When teams like the Miami Marlins want a new stadium, team ownership tends to turn to the taxpayers almost on instinct. They do this because they can almost always count on getting their way with this approach. The practice of having state subsidies, tax breaks and public financing is so prevalent that it hardly makes headlines any more. The difference that may be arising after the Cardinals situation is that the money these teams are saving by having the taxpayers foot the bills for their shiny new stadiums could be getting funneled to political candidates a large portion of the fan base do not support. Imagine if the company you worked for told you that you would have to forgo your annual raise because your boss wanted to donate to Mitt Romney's or Barack Obama’s campaign instead. In years past, that hypothetical seemed nonsensical, but the Cardinals may have opened the door to that scenario.

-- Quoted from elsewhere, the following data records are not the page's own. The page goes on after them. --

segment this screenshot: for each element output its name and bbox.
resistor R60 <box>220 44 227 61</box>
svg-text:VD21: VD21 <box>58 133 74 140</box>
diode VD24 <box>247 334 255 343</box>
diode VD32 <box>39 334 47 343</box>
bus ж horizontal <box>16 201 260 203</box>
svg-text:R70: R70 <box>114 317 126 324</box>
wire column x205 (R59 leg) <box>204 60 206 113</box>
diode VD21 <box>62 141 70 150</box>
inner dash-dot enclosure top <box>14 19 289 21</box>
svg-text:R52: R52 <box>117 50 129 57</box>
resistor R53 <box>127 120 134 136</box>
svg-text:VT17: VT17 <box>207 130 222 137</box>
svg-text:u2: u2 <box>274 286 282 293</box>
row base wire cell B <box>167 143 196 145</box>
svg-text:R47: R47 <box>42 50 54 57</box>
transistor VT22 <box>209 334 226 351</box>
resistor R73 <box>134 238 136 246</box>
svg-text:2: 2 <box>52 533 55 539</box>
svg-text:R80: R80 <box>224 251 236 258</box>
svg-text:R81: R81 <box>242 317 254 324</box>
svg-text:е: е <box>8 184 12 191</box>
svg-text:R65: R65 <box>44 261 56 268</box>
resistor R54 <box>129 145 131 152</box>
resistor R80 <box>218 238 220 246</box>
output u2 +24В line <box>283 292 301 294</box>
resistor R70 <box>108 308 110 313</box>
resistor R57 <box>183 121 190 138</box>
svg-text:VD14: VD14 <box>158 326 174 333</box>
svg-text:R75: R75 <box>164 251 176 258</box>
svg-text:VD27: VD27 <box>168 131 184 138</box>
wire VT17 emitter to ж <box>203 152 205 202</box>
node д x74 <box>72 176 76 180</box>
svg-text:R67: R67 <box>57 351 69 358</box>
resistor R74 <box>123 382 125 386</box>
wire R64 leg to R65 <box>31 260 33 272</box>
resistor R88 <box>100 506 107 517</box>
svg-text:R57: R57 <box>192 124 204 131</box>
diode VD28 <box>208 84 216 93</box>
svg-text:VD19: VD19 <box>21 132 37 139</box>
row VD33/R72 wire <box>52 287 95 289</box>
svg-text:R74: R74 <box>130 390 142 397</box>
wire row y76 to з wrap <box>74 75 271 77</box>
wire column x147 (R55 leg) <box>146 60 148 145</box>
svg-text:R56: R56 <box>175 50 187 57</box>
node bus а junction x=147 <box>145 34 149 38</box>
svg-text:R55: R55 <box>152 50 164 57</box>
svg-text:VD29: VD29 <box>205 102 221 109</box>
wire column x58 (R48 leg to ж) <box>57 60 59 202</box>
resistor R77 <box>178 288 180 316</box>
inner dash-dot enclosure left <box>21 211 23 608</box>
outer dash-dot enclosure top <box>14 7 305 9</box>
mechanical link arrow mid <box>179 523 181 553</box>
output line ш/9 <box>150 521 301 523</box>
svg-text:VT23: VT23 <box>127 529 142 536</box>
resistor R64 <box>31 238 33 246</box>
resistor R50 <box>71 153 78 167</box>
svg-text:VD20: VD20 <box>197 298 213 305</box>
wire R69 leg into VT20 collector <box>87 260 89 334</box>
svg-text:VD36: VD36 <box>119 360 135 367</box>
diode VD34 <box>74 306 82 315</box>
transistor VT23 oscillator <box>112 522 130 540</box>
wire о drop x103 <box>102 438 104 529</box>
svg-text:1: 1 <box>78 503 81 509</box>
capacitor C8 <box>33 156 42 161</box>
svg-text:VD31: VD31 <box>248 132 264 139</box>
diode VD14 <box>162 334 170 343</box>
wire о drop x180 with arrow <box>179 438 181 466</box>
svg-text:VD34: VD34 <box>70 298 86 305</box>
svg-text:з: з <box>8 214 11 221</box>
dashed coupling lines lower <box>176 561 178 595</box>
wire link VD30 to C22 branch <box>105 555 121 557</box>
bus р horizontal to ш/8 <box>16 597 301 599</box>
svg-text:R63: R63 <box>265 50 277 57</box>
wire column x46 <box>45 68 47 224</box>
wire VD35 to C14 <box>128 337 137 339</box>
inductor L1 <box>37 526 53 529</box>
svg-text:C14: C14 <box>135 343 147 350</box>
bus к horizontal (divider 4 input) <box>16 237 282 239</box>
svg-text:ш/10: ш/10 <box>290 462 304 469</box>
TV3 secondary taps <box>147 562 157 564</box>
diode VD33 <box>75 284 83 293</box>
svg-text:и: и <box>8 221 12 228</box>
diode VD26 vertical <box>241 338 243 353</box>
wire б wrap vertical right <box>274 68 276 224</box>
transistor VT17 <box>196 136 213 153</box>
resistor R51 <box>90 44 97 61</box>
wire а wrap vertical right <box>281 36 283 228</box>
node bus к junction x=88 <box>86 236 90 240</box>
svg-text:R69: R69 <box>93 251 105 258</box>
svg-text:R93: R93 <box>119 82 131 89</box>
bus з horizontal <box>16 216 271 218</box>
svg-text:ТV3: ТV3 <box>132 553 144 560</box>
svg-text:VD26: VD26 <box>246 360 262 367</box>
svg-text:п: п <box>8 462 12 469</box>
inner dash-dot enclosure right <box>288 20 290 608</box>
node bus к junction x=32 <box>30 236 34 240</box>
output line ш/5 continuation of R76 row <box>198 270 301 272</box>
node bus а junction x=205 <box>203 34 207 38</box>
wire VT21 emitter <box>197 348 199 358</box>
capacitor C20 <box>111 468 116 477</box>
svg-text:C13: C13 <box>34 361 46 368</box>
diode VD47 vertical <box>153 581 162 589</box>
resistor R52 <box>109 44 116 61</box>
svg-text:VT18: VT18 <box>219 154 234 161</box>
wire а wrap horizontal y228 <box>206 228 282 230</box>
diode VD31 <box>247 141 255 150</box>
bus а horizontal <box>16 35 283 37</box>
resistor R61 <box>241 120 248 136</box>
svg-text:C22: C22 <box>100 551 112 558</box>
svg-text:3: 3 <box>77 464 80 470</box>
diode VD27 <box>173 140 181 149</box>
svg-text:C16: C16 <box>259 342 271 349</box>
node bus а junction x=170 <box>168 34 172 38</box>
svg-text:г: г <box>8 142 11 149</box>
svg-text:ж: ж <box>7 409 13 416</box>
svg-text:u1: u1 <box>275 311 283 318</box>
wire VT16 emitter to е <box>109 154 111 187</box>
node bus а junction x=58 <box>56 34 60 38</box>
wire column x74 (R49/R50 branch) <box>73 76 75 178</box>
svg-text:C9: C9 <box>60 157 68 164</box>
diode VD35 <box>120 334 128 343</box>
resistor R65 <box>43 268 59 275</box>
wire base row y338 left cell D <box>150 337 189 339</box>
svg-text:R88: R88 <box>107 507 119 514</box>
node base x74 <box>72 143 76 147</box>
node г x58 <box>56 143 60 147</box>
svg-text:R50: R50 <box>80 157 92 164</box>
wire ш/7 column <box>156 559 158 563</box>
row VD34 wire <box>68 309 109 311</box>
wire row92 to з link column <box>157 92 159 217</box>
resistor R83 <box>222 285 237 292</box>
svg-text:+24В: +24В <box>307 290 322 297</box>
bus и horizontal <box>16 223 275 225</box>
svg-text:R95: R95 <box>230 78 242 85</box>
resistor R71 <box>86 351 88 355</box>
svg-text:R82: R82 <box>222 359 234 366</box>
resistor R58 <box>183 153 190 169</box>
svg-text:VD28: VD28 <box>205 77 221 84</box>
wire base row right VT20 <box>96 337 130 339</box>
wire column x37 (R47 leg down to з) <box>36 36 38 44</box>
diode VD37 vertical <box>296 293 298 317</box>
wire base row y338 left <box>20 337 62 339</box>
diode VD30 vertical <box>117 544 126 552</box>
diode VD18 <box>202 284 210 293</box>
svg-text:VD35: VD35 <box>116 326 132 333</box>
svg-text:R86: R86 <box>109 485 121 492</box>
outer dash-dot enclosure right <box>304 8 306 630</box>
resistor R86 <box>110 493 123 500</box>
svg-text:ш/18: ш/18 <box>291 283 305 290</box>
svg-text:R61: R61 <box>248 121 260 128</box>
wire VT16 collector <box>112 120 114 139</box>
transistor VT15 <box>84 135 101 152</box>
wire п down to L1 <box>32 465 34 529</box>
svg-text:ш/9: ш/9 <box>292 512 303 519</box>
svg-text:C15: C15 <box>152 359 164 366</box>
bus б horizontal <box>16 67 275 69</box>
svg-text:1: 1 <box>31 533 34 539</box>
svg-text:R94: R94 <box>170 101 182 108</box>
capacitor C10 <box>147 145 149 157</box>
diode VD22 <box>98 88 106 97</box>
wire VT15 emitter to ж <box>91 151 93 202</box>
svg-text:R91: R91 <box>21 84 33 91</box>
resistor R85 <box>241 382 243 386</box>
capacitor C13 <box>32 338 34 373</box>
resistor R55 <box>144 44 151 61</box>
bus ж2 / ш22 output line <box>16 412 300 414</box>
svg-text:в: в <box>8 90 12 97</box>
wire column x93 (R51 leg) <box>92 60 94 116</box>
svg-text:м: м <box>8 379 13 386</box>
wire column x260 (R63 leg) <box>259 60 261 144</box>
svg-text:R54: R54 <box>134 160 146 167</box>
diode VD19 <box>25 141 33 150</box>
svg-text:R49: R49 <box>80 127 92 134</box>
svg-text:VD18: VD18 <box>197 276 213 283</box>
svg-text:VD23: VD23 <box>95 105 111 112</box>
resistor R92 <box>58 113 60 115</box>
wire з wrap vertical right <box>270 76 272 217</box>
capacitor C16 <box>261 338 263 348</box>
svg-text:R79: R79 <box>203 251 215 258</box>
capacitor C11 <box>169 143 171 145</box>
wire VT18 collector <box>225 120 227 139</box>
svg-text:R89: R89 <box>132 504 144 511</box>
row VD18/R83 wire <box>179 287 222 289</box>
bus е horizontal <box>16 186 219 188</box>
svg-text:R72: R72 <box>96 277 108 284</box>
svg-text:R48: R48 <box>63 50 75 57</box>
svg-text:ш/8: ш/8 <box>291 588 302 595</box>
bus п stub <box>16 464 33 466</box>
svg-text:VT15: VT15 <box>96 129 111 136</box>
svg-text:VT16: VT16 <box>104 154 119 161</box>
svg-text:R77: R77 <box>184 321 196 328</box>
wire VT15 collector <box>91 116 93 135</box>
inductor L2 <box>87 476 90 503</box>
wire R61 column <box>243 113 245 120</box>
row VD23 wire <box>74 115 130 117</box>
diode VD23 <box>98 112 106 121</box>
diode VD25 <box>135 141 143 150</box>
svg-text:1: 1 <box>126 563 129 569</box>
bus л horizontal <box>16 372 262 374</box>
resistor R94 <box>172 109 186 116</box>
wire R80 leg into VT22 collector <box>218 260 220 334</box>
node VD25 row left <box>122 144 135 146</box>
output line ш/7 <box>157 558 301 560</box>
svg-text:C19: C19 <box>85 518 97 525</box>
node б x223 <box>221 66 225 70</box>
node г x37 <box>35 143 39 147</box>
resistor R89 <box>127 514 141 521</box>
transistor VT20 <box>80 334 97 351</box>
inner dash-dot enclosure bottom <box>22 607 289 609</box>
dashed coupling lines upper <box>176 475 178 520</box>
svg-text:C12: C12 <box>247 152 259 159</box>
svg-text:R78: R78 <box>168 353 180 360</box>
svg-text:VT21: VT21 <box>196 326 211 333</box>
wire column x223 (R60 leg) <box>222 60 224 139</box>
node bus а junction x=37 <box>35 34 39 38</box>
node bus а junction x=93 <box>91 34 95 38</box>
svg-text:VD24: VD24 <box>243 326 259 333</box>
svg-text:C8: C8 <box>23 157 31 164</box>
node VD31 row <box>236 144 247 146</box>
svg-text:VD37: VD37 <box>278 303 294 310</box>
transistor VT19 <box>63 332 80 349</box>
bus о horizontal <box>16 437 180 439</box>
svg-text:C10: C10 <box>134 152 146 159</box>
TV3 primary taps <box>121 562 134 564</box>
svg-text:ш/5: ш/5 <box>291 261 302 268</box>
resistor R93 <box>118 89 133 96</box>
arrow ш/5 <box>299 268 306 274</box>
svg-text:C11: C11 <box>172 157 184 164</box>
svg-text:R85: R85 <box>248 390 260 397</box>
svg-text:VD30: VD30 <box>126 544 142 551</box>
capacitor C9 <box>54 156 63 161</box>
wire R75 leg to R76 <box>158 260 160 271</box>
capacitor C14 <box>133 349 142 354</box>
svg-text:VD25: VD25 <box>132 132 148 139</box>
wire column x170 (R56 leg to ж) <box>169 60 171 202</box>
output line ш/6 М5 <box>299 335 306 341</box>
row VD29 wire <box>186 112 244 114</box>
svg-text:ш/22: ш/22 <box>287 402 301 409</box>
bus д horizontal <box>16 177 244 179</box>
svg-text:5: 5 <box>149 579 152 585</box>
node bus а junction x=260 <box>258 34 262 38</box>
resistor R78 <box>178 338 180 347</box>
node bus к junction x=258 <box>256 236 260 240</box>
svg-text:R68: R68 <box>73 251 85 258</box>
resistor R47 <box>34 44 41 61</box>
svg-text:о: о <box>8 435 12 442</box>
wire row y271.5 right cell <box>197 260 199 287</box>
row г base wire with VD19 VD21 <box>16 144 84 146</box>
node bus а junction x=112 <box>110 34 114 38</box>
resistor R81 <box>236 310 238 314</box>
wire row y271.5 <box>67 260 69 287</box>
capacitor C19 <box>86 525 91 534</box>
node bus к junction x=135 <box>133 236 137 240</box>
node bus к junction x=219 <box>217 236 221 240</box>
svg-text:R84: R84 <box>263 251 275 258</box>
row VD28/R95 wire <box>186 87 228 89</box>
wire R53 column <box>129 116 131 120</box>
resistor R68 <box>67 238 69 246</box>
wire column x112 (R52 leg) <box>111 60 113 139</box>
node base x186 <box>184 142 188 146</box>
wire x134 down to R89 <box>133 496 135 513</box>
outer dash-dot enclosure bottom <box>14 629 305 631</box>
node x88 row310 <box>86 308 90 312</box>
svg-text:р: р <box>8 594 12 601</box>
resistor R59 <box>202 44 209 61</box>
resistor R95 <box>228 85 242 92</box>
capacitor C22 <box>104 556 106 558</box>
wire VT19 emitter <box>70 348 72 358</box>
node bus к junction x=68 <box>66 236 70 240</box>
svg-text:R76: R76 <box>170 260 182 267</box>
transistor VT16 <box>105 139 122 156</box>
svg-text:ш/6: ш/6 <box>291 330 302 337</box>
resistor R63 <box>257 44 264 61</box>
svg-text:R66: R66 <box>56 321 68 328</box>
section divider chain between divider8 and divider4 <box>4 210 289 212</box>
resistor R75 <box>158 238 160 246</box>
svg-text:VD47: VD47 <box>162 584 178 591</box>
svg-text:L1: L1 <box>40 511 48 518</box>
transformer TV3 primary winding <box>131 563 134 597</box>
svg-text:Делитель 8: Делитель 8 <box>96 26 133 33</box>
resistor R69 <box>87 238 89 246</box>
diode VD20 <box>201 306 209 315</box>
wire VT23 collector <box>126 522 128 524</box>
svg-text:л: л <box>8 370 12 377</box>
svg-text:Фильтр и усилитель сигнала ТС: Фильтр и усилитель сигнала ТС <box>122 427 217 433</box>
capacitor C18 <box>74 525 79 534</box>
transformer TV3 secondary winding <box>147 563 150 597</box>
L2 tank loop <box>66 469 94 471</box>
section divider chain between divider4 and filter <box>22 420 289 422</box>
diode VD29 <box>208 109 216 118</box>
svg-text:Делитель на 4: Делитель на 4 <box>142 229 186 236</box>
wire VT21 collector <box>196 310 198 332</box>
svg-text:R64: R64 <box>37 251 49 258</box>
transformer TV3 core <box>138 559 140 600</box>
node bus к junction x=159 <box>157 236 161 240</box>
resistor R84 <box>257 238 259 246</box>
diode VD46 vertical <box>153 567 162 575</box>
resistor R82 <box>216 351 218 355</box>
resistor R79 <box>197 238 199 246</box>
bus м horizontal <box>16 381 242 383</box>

The most obvious clash between a team’s desire to get public funding and their own political leanings comes in the form of the Chicago Cubs. Joe Ricketts is a Tea Party big-wig who recently made headlines when stories circulated about an especially hard-hitting attack ad his super PAC, the Ending Spending Action Fund, was considering running. Super PACs running attack ads are nothing new, so what caused this particular ad to make headlines? Joe Ricketts is the father of Tom Ricketts, who in turn is the public face of Chicago Cubs ownership. While Tom is considered the majority owner of the team, it was Papa Joe’s money that made the purchase of the Cubs possible in the first place.
Still not seeing the problem? One of the key principals of Joe’s super PAC is keeping the government from spending money that would add to the public debt: “We believe our elected representatives must end the practice of mortgaging the economic futures of our children and grandchildren to pay for present-day spending.” Despite Mr. Ricketts' stated preference for responsible government spending, the Cubs are asking the City of Chicago for taxpayer funds to spruce up their home stadium, Wrigley Field. The Ricketts family is asking for $150 million of taxpayer funds to be exact. While I am a fan of making sure that American citizens are able to spend their money the way they want to, (within reason) I have a bit of a problem when they start spending public money to lobby against the public’s interest. For now, the Cubs have not done this, but it appears that is only because they haven’t gotten the public money they are looking for. Considering that Rahm Emanuel (Obama’s former Chief of Staff) is the mayor of Chicago, the Ricketts’ plan looks dead on arrival.
The question still remains, if the Arizona Cardinals, who also had their new stadium partially funded by taxpayer money can deem to spend some of their cash on political campaigns, then just how far will this go? With the line now blurred between politics and sports in a way that it has never been blurred before, what is the next step? Will we see it coming?